Now working with 54 different schools the city, BOP is capturing the excitement of students and teachers alike. 320 middle schoolers on June 10 gathered for the annual Symposium, a 50% increase from last year, all presenting their oyster restoration research, and sharing their excitement for the project. Intrinsic to the Billion Oyster Project’s mission of restoration is the ethos of stewardship and the passing on of that care and responsibility for the local environment.
The seasonal floating bar Grand Banks, which serves up oysters aboard an historic wooden schooner, is one of the many restaurants partnering with BOP.
“We want to be able to eat the fish that swim beneath our boat and to once again pluck oysters out of the Hudson and eat them on the spot,” Alexander Pincus, co-founder and CEO of Grand Banks told the Observer. BOP’s work and intention marks a watershed in the history of the city’s environmental efforts, galvanizing students, scientists and foodies alike for a common cause. “Restoring the oyster life, and in turn the overall health, of New York Harbor, benefits everyone in New York,” Pincus said.
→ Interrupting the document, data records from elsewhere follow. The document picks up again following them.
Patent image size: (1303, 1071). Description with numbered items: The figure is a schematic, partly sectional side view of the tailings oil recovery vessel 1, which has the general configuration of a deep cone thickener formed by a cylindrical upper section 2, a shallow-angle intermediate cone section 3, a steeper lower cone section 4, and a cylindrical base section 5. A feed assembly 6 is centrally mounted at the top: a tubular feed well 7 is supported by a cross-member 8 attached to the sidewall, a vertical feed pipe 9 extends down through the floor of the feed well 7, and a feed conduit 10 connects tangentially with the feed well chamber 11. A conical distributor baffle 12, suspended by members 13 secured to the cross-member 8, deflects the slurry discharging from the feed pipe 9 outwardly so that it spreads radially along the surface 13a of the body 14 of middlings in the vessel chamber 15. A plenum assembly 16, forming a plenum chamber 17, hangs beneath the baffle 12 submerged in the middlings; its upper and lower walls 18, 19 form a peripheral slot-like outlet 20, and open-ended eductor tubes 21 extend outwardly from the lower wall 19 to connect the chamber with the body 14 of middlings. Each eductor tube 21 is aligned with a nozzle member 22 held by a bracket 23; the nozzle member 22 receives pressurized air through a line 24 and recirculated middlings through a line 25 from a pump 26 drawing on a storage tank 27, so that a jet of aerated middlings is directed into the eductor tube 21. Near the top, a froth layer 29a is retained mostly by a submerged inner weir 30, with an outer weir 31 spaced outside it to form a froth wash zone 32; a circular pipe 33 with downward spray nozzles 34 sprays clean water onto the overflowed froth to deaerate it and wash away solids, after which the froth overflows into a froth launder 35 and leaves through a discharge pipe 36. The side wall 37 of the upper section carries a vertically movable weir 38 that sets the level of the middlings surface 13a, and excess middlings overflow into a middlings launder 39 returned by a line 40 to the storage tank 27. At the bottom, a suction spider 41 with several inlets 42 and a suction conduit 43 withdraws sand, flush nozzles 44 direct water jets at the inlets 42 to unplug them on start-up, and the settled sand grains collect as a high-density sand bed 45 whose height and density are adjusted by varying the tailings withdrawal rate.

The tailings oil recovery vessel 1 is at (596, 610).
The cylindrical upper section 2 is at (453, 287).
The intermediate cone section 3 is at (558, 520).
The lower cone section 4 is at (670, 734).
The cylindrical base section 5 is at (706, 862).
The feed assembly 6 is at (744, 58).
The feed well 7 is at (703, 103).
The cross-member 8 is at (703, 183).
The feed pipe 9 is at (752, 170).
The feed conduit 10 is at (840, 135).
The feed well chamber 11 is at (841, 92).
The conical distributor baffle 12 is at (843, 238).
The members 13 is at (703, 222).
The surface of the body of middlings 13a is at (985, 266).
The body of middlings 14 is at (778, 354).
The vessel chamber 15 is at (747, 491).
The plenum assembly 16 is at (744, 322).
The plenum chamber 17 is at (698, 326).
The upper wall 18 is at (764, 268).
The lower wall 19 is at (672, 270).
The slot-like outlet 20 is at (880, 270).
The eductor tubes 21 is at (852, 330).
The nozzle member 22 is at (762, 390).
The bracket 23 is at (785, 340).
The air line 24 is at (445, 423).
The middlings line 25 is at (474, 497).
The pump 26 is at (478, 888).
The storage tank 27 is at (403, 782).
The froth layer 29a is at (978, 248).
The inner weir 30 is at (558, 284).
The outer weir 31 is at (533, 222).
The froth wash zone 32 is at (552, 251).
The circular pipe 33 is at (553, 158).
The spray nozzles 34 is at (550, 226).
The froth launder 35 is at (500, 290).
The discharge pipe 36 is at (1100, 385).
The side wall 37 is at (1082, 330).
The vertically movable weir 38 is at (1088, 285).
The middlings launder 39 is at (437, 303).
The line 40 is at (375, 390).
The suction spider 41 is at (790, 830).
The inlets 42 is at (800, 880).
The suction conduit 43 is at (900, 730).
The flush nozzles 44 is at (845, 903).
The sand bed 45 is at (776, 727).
Last week, BOP announced they are kicking off a new Community Reefs program, with several new reef sites around the city already getting underway this summer, to join the pilot reef off Governors Island. This intiative will not only accelerate the process of restoring one billion oysters to New York Harbor, but it will also enable more of the public to be involved. The aim is to bring people down to the shoreline and get them involved in the hands-on work of restoration and reef monitoring.
For Black, the future of BOP is in education. “If all we did was restore the oysters, got them all back into the harbor, but without building a culture of stewardship and without building the skills of maritime life and marine science understandings in the next generation of New Yorkers, that wouldn’t be a success,” she said. “So it’s really building the next generation that we’re interested in, as much as building the reefs.”